General Suctioning Procedure for an Artificial Airway
Hyperoxygenate with 100% oxygen for three to five breaths with manual resuscitation bag.
Place the patient’s neck in extension.
Lubricate the catheter with sterile saline or water-soluble gel.
Place the catheter (without suction) upward and backward in short increments. Continue until an obstruction (the carina) is reached.

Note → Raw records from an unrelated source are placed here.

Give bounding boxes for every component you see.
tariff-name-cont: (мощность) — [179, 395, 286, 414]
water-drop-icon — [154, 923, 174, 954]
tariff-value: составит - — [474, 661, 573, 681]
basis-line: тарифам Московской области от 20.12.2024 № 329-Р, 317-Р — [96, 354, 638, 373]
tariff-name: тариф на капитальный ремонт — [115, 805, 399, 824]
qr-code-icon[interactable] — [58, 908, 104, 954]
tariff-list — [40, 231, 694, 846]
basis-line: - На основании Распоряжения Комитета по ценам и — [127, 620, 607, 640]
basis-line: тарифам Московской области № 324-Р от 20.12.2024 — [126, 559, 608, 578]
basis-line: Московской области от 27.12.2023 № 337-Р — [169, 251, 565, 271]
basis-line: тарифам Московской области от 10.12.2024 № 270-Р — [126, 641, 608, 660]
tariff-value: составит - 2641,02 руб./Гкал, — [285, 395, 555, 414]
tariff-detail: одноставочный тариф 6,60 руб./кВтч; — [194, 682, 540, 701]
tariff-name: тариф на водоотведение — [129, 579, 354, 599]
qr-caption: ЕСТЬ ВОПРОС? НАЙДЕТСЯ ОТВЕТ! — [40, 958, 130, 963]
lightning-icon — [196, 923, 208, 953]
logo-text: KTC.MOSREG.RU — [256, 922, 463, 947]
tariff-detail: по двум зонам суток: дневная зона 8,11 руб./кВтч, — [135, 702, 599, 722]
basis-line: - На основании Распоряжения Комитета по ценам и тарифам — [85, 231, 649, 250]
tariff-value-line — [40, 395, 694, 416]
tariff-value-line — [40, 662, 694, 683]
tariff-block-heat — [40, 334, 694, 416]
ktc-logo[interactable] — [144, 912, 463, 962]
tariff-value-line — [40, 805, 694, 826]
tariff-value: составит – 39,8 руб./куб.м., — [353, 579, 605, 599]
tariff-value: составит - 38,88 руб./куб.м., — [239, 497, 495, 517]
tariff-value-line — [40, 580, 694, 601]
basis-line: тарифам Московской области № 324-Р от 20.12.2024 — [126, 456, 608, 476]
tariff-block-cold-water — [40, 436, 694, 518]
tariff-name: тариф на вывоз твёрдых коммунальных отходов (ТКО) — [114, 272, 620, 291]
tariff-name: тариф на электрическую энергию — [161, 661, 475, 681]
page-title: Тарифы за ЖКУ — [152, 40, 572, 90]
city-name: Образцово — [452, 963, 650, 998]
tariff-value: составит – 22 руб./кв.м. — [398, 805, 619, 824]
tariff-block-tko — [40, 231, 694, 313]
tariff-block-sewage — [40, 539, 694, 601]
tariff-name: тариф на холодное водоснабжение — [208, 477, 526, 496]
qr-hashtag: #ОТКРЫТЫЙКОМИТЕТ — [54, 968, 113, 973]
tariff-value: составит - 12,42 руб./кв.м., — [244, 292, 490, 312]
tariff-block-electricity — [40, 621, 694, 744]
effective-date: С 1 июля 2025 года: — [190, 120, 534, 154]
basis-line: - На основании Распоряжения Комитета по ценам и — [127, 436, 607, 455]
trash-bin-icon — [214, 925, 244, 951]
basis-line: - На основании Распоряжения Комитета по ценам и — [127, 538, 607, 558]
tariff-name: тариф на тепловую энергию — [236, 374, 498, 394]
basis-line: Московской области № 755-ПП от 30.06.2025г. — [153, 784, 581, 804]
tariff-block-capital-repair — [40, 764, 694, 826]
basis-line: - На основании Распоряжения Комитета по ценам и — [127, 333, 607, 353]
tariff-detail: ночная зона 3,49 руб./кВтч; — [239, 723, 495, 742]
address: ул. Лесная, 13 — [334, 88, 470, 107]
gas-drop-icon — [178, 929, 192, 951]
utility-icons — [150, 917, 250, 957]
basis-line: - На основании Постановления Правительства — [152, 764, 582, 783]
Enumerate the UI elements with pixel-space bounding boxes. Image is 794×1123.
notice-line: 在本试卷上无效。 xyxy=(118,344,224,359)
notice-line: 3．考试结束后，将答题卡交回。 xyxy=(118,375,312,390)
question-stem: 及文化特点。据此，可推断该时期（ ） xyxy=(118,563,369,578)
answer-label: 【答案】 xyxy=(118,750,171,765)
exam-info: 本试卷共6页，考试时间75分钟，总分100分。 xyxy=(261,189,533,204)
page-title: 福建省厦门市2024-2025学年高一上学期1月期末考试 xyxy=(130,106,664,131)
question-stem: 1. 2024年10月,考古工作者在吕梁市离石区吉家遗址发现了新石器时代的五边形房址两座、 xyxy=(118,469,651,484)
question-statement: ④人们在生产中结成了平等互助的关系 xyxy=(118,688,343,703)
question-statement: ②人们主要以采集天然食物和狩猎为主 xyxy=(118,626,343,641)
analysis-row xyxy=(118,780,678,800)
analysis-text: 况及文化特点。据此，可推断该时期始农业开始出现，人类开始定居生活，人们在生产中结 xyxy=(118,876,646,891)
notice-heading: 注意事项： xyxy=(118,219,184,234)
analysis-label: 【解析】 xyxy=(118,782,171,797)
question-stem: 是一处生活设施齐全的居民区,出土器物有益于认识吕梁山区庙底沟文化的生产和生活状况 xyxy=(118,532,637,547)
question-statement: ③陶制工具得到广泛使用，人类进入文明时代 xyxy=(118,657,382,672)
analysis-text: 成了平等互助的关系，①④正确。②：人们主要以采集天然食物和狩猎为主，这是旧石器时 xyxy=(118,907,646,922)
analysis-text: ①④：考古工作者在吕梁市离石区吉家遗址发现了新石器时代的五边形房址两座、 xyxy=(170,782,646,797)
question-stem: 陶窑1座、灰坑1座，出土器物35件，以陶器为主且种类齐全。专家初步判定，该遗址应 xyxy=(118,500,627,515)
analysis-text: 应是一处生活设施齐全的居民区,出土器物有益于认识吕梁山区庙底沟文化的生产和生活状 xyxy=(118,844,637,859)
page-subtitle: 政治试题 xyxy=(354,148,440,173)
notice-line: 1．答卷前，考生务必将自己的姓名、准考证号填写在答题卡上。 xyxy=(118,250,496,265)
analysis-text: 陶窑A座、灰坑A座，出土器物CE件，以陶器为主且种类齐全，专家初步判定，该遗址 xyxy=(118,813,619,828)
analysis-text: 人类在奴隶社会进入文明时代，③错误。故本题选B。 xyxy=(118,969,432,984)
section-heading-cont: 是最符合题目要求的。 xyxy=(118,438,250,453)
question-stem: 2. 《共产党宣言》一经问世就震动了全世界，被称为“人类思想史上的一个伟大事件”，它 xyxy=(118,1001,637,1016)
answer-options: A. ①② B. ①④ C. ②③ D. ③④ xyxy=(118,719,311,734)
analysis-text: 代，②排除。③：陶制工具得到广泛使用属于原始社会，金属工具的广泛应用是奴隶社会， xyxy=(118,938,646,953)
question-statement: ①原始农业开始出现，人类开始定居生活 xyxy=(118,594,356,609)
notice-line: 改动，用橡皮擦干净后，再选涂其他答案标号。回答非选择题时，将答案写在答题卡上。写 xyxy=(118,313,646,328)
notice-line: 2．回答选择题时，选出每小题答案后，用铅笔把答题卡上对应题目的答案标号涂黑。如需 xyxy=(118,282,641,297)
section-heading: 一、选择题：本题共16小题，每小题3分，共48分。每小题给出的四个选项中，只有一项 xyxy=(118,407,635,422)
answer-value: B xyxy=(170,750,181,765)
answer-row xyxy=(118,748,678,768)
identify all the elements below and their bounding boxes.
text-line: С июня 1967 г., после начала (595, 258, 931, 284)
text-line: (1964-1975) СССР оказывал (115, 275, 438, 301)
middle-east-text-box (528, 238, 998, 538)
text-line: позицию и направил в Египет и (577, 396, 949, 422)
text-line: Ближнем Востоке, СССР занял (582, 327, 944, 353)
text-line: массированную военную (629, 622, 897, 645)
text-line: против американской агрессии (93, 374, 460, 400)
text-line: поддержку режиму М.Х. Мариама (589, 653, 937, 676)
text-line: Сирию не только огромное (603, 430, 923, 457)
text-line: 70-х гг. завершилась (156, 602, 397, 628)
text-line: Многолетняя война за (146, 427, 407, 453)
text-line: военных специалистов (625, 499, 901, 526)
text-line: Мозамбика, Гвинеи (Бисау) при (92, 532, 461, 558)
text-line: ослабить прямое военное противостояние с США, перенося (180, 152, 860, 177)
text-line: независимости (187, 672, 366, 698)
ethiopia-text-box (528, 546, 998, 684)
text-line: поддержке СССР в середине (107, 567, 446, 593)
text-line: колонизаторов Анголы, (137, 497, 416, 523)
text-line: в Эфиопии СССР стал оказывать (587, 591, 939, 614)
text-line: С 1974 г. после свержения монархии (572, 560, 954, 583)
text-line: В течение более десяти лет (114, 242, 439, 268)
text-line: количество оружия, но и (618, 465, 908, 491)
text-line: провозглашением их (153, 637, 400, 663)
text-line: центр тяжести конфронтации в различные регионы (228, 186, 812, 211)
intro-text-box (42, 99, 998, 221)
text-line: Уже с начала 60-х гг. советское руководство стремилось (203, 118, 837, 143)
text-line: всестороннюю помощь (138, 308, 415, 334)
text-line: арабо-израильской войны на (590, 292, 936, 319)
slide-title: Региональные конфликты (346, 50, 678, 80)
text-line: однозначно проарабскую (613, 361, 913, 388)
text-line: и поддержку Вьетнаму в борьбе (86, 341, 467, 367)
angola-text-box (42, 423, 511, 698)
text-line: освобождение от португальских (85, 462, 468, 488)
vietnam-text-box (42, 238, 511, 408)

When the carina is stimulated, the patient will generally cough unless his or her reflexes are obtunded.
Pull the catheter back slightly from the carina; then apply suction with no more than 120 mm Hg pressure as the catheter is withdrawn in a rotating motion.
Aspiration time should be within 10 to 15 seconds total. A good guideline is for the therapist to hold his or her own breath during suctioning (because the patient is also not breathing). This gives the therapist a better sensitivity for what the patient is experiencing.
Allow the patient to rest for several seconds and preoxygenate the patient again.
Check the patient’s breath sounds and repeat the procedure, if necessary, to remove more secretions.
Extubation/Decannulation
Extubation or decannulation is the removal of the artificial airway. In general, this is done when the reason for establishing the artificial airway no longer exists. In certain cases the artificial airway may be removed to facilitate airway clearance and aspiration. This can be prevented with thorough attention and care of the tracheostomy tube.28,29 The patient is aided in gradually relearning normal breathing through his or her upper respiratory tract before the tube is removed. This can be a time of considerable fear and anxiety for patients because they have learned they can breathe safely through their tracheostomy, and they may become apprehensive when asked to breathe in a normal manner. The relearning process can be accomplished under the physician’s direction by reducing the lumen of the tube for a day or two or by partially obstructing the tube’s outer opening for increasing lengths of time. Eventually the patient is able to tolerate the complete occlusion of the tracheostomy opening. This is sometimes difficult and similar to breathing through a straw.